Belovedness by Rev. Efrem Smith – AUDIO
Rev. Efrem Smith speaking at United in Freedom – Session B on November 3, 2015 at Shiloh Temple International Ministries.
This podcast features Rev. Efrem Smith, founding Pastor of Sanctuary Covenant Church in Minneapolis. He currently serves as the President and CEO of World Impact, an urban missions organization committed to empowerment of the urban poor through the facilitation of church planting movements and leadership development.
Listen to Rev. Efrem Smith as he presented on this vision of the church as a solution to racial division called Belovedness.
Transform Minnesota hosted United in Freedom: an experience intended to overcome racial division in the body of Christ. The following is a summary of the second of three sessions:
Rev. Efrem Smith offered a theological and biblical framework for advancing the Kingdom of God and being agents of transformation within the reality of the constructs of race and its impact in our communities. He called the world we live in “a race matrix,” stemming from the movie “The Matrix,” where most of humanity was captured by a race of machines who imprison their minds within an artificial reality known as the Matrix.
“Could it be that the race matrix has kept the Christian church from embodying and extending what we’re really supposed to look like in this world?” Rev. Smith asked. “In order for the church to have credibility and fruitful transformation in the context of race, we have to admit what we need to be controlled by moving forward and admit what’s we’ve been controlled by.’”
2 Corinthians 5:17-19 “Therefore, if anyone is in Christ, the new creation has come: The old has gone, the new is here! All this is from God, who reconciled us to himself through Christ and gave us the ministry of reconciliation: that God was reconciling the world to himself in Christ, not counting people’s sins against them. And he has committed to us the message of reconciliation.”
Belovedness
Rev. Smith spoke on Belovedness, asking what it means as sisters and brothers for us to live as the beloved children of God in order to bring Kingdom advancement within the evil of the race matrix.
“If the church is going to be relevant, to be a rooted, anchored institution, force, organic movement, that is going to bring the medicine to the disease of the race matrix, we are going to have to understand more deeply who Christ was, is, and what the Kingdom of God is; and how do we know when it shows up in a broken world. That will inform the mission of the church,” said Rev. Smith.
That message struck a chord with Pastor Terrance Rollerson of the Urban Refuge Church, “If in fact we are the beloved of Christ, then why is the church the way it is? What is our call as the beloved of Christ as it relates to this race issue? As it relates to the way our churches look and reflect when it comes to community?”
Citizenship in Heaven
Rev. Smith reminded participants that as Christians, our citizenship is in heaven, and that trumps our race and our patriotism to country.
“My citizenship in the Kingdom of God trumps my ID in my wallet, and what does it mean to live that way?” Rev. Smith challenged participants at United in Freedom.

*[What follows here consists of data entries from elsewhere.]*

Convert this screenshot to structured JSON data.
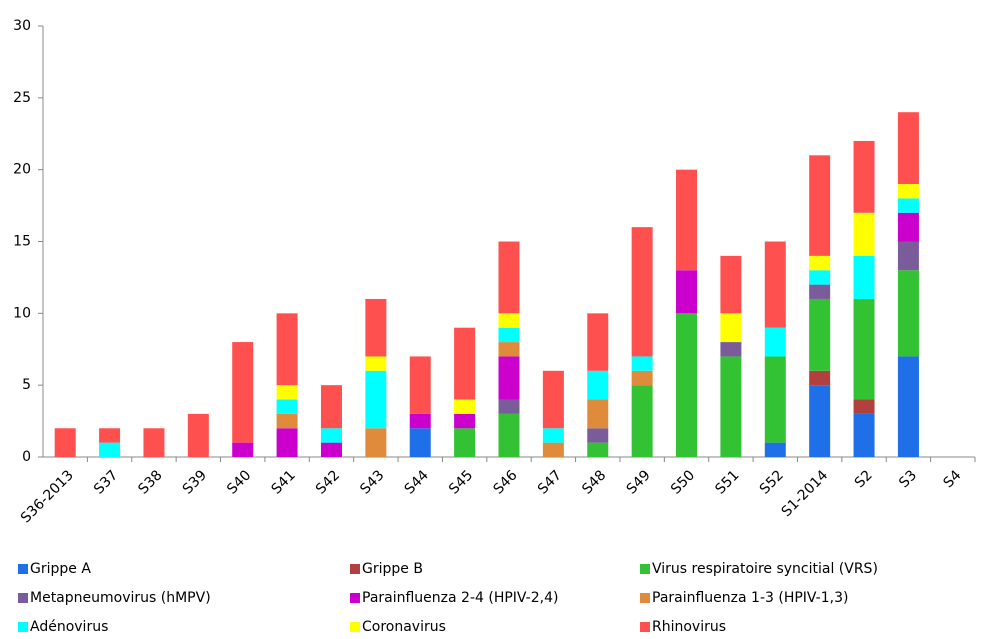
{
  "chart_data": {
    "type": "stacked-bar",
    "categories": [
      "S36-2013",
      "S37",
      "S38",
      "S39",
      "S40",
      "S41",
      "S42",
      "S43",
      "S44",
      "S45",
      "S46",
      "S47",
      "S48",
      "S49",
      "S50",
      "S51",
      "S52",
      "S1-2014",
      "S2",
      "S3",
      "S4"
    ],
    "series": [
      {
        "name": "Grippe A",
        "color": "#1f6fe8",
        "values": [
          0,
          0,
          0,
          0,
          0,
          0,
          0,
          0,
          2,
          0,
          0,
          0,
          0,
          0,
          0,
          0,
          1,
          5,
          3,
          7,
          0
        ]
      },
      {
        "name": "Grippe B",
        "color": "#b0413e",
        "values": [
          0,
          0,
          0,
          0,
          0,
          0,
          0,
          0,
          0,
          0,
          0,
          0,
          0,
          0,
          0,
          0,
          0,
          1,
          1,
          0,
          0
        ]
      },
      {
        "name": "Virus respiratoire syncitial (VRS)",
        "color": "#33c233",
        "values": [
          0,
          0,
          0,
          0,
          0,
          0,
          0,
          0,
          0,
          2,
          3,
          0,
          1,
          5,
          10,
          7,
          6,
          5,
          7,
          6,
          0
        ]
      },
      {
        "name": "Metapneumovirus (hMPV)",
        "color": "#7a5c9a",
        "values": [
          0,
          0,
          0,
          0,
          0,
          0,
          0,
          0,
          0,
          0,
          1,
          0,
          1,
          0,
          0,
          1,
          0,
          1,
          0,
          2,
          0
        ]
      },
      {
        "name": "Parainfluenza 2-4 (HPIV-2,4)",
        "color": "#cc00cc",
        "values": [
          0,
          0,
          0,
          0,
          1,
          2,
          1,
          0,
          1,
          1,
          3,
          0,
          0,
          0,
          3,
          0,
          0,
          0,
          0,
          2,
          0
        ]
      },
      {
        "name": "Parainfluenza 1-3 (HPIV-1,3)",
        "color": "#e08a3c",
        "values": [
          0,
          0,
          0,
          0,
          0,
          1,
          0,
          2,
          0,
          0,
          1,
          1,
          2,
          1,
          0,
          0,
          0,
          0,
          0,
          0,
          0
        ]
      },
      {
        "name": "Adénovirus",
        "color": "#00ffff",
        "values": [
          0,
          1,
          0,
          0,
          0,
          1,
          1,
          4,
          0,
          0,
          1,
          1,
          2,
          1,
          0,
          0,
          2,
          1,
          3,
          1,
          0
        ]
      },
      {
        "name": "Coronavirus",
        "color": "#ffff00",
        "values": [
          0,
          0,
          0,
          0,
          0,
          1,
          0,
          1,
          0,
          1,
          1,
          0,
          0,
          0,
          0,
          2,
          0,
          1,
          3,
          1,
          0
        ]
      },
      {
        "name": "Rhinovirus",
        "color": "#ff5050",
        "values": [
          2,
          1,
          2,
          3,
          7,
          5,
          3,
          4,
          4,
          5,
          5,
          4,
          4,
          9,
          7,
          4,
          6,
          7,
          5,
          5,
          0
        ]
      }
    ],
    "ylim": [
      0,
      30
    ],
    "yticks": [
      0,
      5,
      10,
      15,
      20,
      25,
      30
    ]
  }
}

Rev. Smith believes we have to get to a point where we the church do not regard people according to the fallen matrix of race.
“To dismantle racism you have to see the fullness of my being. Look at me and see it as beautiful, meaningful, and God-bearing, made in the image of God,” he said.
Pastor Marla Rotman of Peace Church in Eagan said she really appreciated this conversation, because after learning about the constructs of race from Dr. Mahmoud El-Kati in the first session, she left feeling uncomfortable because some of the things that were spoken were painful truths. “Rev. Efrem Smith helped us see how it’s living into the gospel to be a church that elevates our differences, of saying I’m looking for God in all that you are, based on your history, your culture, your story,” said Pastor Rotman.
Jesus was Multi-cultural
Rev. Smith taught how when Jesus walked the earth as a human being, He was multi-cultural, and that when he died on the cross, all of that diversity and multi-culturalism was flowing through his veins. But that American Christians have hijacked Jesus and commodified Jesus, so Christianity could be in close relationship with the merchant and the soldier.
“Our Christian imagination has enslaved Jesus. We must reimagine Jesus, so we can reimagine the church, so we can reimagine our identity as the beloved children of God, so that we can find our place and be the balm of Gilead in the disease of the race matrix,” he concluded.
Many United in Freedom participants felt motivated to look past any comfortable ignorance they may have, and find out what it means to view others as all that God created them to be.
“I would love to see a large communion table in the Twin Cities where Christ is the one who unifies us, and nobody is asked to be less than they are to sit as that table,” said Pastor Marla Rotman.
“I appreciate being a part of this conversation. I think we can only grow as a people by being willing to sit down and discuss this out even in the midst of the tension that might be there because of the subject topic,” said Pastor Terrance Rollerson.